Relationships and Processes That Occur During School Time
From a sociologist point of view.
Hidden Curriculum
The hidden curriculum involves messages and ideas that schools do not directly teach but occur through the normal routines and procedures in the organization.
It involves norms, values and beliefs that should be learnt when being socialized by their parents. It is transmitted through:
- The management that places whites and generally males at the top and females and ethnic minorities near the bottom. Pupils are at the very bottom of the hierarchy.

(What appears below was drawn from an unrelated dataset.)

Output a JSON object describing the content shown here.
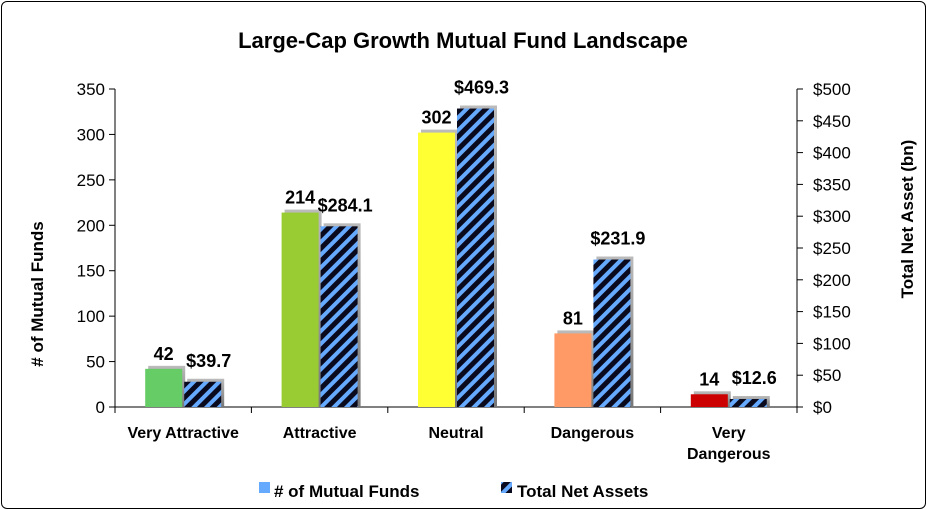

- Wearing uniform which hides individuals identities
- The setting that occurs by age and ability as soon as children enter school
- The organization of the classroom with teachers standing up whilst students sit down so that they can look down upon them
- The expectations that teachers have about particular categories and ethnic minorities of children
All together these elements can produce particular outcomes which are sometimes positive, although for others can be negative and even challenging
Pupil Subcultures
Pupil Subcultures are when some people accept the rules of school and the authority of teachers. Others may devote all their times to rule breaking, avoiding work and getting attention from the teacher. Male Subcultures include macho lads who dislike school authority and learning, the academic achievers who are of mostly skilled manual working-class backgrounds, the new enterprisers who saw academic curriculum as a waste of time but accepted the new vocational ethos and real Englishmen who were middle class students that rejected teachers and saw themselves and their culture as superior to them. Female Subcultures include girls who see themselves as a potential marriage market (more often lower class girls) and some called mobile girls who saw careers, independence and achievement as most important. Griffin (1985) studied white working class women and saw that they all wanted the same three things which they could follow at the same time:
- The labour market, securing a job
- The marriage market, acquiring as permanent male partner
- The sexual market, having sexual relationships while at the same time maintaining their reputation
Labelling and the Self Fulfilling Prophecy
Teacher’s expectations of pupils can sometimes create self fulfilling prophecies, this can happen in 2 different ways:
- Pupils accept the label teachers give them as being true and internalize it as part of their self concept
- They react against the labelling process and thus confirm the negative assumptions by exhibiting poor behaviour or underachievement
Teacher-Pupil Relationships
Teachers prefer to tech students who are well mannered, motivated and compliant. They tend to reward such pupils more often with praise and good marks. Such pupils tend to be middle class and white not because of prejudice but because teachers tend to judge them by their own cultural standards. Gillborn and Youdell (1999) suggest that teachers discriminate against working class pupils by failing to recognise their intelligence because they do not exhibit it in the right way. Instead they use their judgement to allocate the working class students to lower sets and foundations tiers as they feel they cannot cope with the harder work. Differential treatment by teachers towards particular ethnic minority pupils can have negative effects on them and they can feel angry that they are singled out for punishment when a white pupil may be just as guilty.